Des terres présentées comme « inertes », c’est-à-dire non polluées, dont l’analyse révèle pourtant un taux de sulfate – nocif pour l’homme dans l’eau potable – neuf fois supérieurs à la législation en vigueur. Dans un reportage diffusé jeudi, le magazine Complément d’enquête révèle que des sous-traitants du colossal chantier du Grand Paris contournent la législation sur le stockage des terres polluées. Quitte à mettre en danger la santé des Franciliens : cette terre est envoyée dans le lac d’une ancienne carrière, qui jouxte la Seine et ses nappes phréatiques.

Selon les journalistes, certains sous-traitants peu scrupuleux de ces chantiers colossaux - 200 km de lignes de métro, 68 gares soit près de 43 millions de tonnes de terre – trafiqueraient les résultats des analyses pour ne pas avoir à envoyer cette terre sur des sites de stockage, deux fois plus onéreux.
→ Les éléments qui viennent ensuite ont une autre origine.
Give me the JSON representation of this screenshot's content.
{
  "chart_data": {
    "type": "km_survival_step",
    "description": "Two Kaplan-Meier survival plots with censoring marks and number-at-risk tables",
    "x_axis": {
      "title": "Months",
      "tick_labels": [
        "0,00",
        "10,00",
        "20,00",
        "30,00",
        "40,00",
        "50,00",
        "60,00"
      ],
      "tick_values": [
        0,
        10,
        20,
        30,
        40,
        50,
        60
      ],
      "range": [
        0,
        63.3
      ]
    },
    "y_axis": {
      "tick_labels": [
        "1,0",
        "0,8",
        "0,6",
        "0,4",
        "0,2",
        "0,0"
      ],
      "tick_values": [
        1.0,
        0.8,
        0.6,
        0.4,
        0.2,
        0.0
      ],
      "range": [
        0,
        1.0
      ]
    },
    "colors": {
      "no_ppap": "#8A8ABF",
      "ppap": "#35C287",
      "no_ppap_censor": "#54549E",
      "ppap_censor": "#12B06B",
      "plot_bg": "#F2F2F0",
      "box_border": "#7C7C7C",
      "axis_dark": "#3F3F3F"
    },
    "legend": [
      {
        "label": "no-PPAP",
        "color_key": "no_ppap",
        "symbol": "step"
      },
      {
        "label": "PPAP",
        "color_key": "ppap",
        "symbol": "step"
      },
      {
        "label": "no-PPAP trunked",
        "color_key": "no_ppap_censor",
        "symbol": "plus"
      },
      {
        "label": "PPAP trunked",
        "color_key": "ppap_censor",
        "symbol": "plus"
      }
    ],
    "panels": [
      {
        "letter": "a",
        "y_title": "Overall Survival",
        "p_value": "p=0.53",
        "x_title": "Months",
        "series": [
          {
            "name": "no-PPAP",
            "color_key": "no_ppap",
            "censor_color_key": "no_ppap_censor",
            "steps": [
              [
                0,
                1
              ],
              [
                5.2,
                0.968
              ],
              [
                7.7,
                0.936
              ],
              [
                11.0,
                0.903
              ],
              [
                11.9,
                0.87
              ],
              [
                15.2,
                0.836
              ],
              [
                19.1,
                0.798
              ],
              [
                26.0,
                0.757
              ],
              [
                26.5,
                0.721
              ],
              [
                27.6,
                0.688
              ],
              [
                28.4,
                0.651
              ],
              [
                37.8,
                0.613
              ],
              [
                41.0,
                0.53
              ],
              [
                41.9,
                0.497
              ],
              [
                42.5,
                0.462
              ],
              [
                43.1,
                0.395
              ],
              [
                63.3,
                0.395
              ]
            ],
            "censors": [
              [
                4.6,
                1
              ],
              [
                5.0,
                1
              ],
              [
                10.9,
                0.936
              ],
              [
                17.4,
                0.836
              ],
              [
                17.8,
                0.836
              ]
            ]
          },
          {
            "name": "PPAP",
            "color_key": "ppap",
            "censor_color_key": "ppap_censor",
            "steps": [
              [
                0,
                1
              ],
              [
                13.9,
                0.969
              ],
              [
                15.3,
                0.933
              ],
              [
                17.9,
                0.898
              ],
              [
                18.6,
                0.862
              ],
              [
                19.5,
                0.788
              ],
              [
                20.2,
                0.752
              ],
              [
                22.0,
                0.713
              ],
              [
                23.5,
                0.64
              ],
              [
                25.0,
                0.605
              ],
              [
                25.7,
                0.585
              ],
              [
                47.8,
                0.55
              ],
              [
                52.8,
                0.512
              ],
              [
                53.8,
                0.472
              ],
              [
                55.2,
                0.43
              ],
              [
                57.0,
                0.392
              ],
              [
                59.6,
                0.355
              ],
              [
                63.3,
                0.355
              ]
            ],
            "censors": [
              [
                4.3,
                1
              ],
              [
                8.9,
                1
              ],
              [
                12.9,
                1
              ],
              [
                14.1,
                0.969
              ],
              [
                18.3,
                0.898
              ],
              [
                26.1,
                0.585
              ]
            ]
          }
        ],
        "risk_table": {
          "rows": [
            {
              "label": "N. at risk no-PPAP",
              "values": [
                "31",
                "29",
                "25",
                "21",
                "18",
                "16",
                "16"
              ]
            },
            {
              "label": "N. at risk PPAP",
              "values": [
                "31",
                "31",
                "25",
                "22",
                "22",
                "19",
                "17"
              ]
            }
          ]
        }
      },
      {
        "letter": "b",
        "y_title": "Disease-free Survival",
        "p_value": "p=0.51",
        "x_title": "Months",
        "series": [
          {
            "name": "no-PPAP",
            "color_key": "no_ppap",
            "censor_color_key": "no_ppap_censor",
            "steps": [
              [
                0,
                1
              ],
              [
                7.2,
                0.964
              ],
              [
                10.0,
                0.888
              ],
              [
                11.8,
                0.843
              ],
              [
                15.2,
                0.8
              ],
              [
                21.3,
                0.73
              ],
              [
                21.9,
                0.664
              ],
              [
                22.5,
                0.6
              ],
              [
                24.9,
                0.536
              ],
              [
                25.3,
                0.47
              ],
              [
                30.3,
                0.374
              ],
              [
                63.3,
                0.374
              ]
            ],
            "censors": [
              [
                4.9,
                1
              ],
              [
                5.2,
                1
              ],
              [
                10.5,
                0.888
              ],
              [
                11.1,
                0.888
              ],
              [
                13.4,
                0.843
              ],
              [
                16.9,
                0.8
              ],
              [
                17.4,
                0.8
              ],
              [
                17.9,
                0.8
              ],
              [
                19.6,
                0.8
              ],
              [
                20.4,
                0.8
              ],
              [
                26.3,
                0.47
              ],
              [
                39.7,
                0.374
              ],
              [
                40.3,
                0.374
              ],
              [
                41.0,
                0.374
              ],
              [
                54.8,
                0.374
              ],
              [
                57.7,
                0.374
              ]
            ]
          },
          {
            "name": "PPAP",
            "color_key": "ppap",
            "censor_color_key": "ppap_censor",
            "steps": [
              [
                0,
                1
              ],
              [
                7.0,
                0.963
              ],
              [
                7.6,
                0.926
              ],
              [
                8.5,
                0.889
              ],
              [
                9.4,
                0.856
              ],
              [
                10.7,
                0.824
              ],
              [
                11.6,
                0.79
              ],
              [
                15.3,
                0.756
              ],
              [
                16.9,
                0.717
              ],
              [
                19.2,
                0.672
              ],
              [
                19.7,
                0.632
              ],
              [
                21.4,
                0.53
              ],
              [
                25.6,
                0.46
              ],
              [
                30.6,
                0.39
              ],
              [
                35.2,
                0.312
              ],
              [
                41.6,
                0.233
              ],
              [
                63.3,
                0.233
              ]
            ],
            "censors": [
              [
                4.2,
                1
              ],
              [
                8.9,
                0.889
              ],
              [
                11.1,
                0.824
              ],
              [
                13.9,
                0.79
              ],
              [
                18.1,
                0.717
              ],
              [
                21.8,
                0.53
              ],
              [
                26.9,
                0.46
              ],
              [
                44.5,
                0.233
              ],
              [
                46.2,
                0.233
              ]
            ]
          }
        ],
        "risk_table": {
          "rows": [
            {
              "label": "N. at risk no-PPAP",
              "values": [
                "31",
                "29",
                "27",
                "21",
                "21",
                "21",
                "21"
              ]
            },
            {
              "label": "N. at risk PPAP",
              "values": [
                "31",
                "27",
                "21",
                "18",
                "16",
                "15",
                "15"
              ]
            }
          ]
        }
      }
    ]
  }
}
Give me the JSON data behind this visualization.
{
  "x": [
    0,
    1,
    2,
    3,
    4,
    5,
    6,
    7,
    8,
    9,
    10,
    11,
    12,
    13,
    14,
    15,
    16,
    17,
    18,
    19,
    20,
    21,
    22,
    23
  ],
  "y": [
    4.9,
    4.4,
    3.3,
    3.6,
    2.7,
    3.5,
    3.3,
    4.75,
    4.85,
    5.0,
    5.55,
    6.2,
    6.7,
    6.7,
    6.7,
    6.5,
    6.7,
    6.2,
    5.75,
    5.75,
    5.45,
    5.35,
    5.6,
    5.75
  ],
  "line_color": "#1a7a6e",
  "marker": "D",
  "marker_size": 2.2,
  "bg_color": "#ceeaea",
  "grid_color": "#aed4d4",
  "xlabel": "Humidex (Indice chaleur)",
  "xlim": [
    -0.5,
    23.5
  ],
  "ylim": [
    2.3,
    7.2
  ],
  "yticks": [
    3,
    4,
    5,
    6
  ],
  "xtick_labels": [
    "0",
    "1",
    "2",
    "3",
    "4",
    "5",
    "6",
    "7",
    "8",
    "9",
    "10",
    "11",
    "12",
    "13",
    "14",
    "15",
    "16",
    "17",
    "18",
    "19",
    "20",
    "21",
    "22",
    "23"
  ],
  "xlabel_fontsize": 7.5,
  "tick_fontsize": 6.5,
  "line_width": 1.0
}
Cette cargaison de terre, par exemple, contenait officiellement 1.800 mg de sulfate par kilo, soit très légèrement plus que le seuil légal, mais toléré par les autorités.

Interrogé, l’un des responsables de la société du Grand Paris reconnaît que malgré les garanties mises en place, le système repose en partie sur la confiance dans les opérateurs chargés de trier les terres. « S’il y a dans la chaîne des abus ou des déclarations mensongères, nous ferons les recours nécessaires, mais aujourd’hui, nous n’avons aucune alerte de ce genre », assure-t-il.